The current model for funding open-source projects is still very flawed. It is still hard to produce open-source code and earn a comparable amount as someone making proprietary software. Copilot claims to help open-source development by making it easier to program and better use your time. This argument only applies to future projects that agree to pay one of the biggest companies on the planet money so they can more easily take code from older open-source projects. It does nothing to help prior developers who, simply by using GitHub, gave their work to Copilot without compensation.
Let’s put aside the legal issues surrounding licensing and fair use. The bottom line is that these ML tools suck up work without any consideration for the creators. GitHub is not alone. Every such system relies on poorly-paid workers to generate and curate vast amounts of data. OpenAI, which got $10 billion in funding from Microsoft, uses workers in Kenya who are paid less than $2 per hour to filter out harmful data.

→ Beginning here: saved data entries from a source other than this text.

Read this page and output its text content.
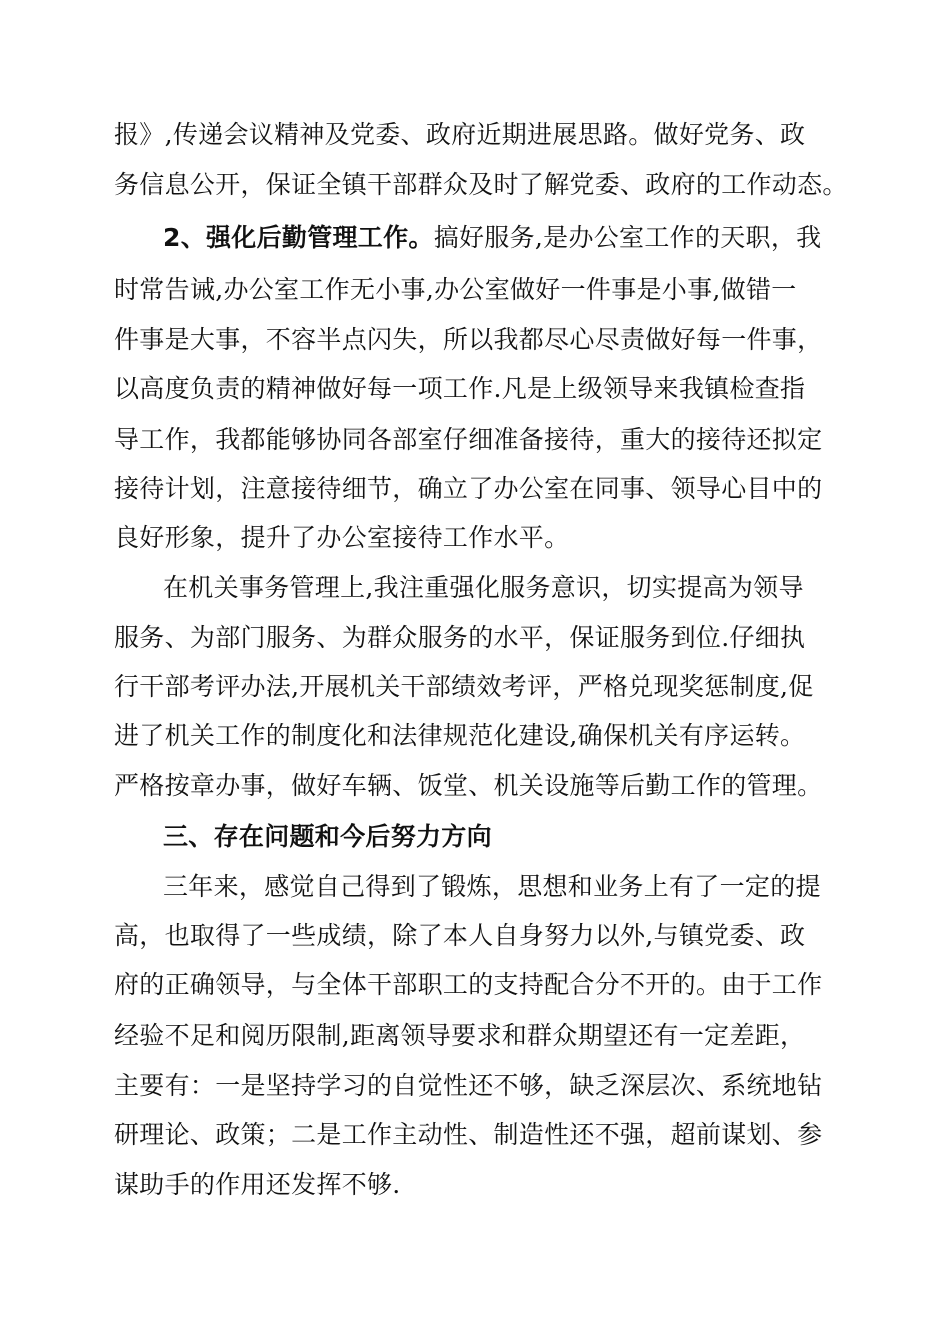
报》,传递会议精神及党委、政府近期进展思路。做好党务、政
务信息公开，保证全镇干部群众及时了解党委、政府的工作动态。
2、强化后勤管理工作。搞好服务,是办公室工作的天职，我
时常告诫,办公室工作无小事,办公室做好一件事是小事,做错一
件事是大事，不容半点闪失，所以我都尽心尽责做好每一件事，
以高度负责的精神做好每一项工作.凡是上级领导来我镇检查指
导工作，我都能够协同各部室仔细准备接待，重大的接待还拟定
接待计划，注意接待细节，确立了办公室在同事、领导心目中的
良好形象，提升了办公室接待工作水平。
在机关事务管理上,我注重强化服务意识，切实提高为领导
服务、为部门服务、为群众服务的水平，保证服务到位.仔细执
行干部考评办法,开展机关干部绩效考评，严格兑现奖惩制度,促
进了机关工作的制度化和法律规范化建设,确保机关有序运转。
严格按章办事，做好车辆、饭堂、机关设施等后勤工作的管理。
三、存在问题和今后努力方向
三年来，感觉自己得到了锻炼，思想和业务上有了一定的提
高，也取得了一些成绩，除了本人自身努力以外,与镇党委、政
府的正确领导，与全体干部职工的支持配合分不开的。由于工作
经验不足和阅历限制,距离领导要求和群众期望还有一定差距，
主要有：一是坚持学习的自觉性还不够，缺乏深层次、系统地钻
研理论、政策；二是工作主动性、制造性还不强，超前谋划、参
谋助手的作用还发挥不够.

Meanwhile, some are stripping away the guardrails intended to prevent abuse. Microsoft laid off the entire ethics and society team in their AI division. It is not hard to imagine this team getting in the way of the new craze by raising difficult questions about fairness, compensation, and equity.
The owners of these ML tools pulling in billions of dollars in funding should compensate the people whose labor they rely on and develop systems for people to see where their work is being used. Copilot is a fancy interface to assemble relevant bits of publicly-available source code. Microsoft is charging you $10 per month for access to it and pouring vast amounts of money into expanding this code-generation technology into other areas.
However, none of that money goes to the people who wrote the code that Copilot relies on to give you good results. I’m not saying you should quit using Copilot. But, maybe, as we should have been doing whenever we use open-source code, you should also pitch in $10 a month to the projects you rely on every day. We should also expect that giant corporations with unimaginable resources will compensate the people whose work they use.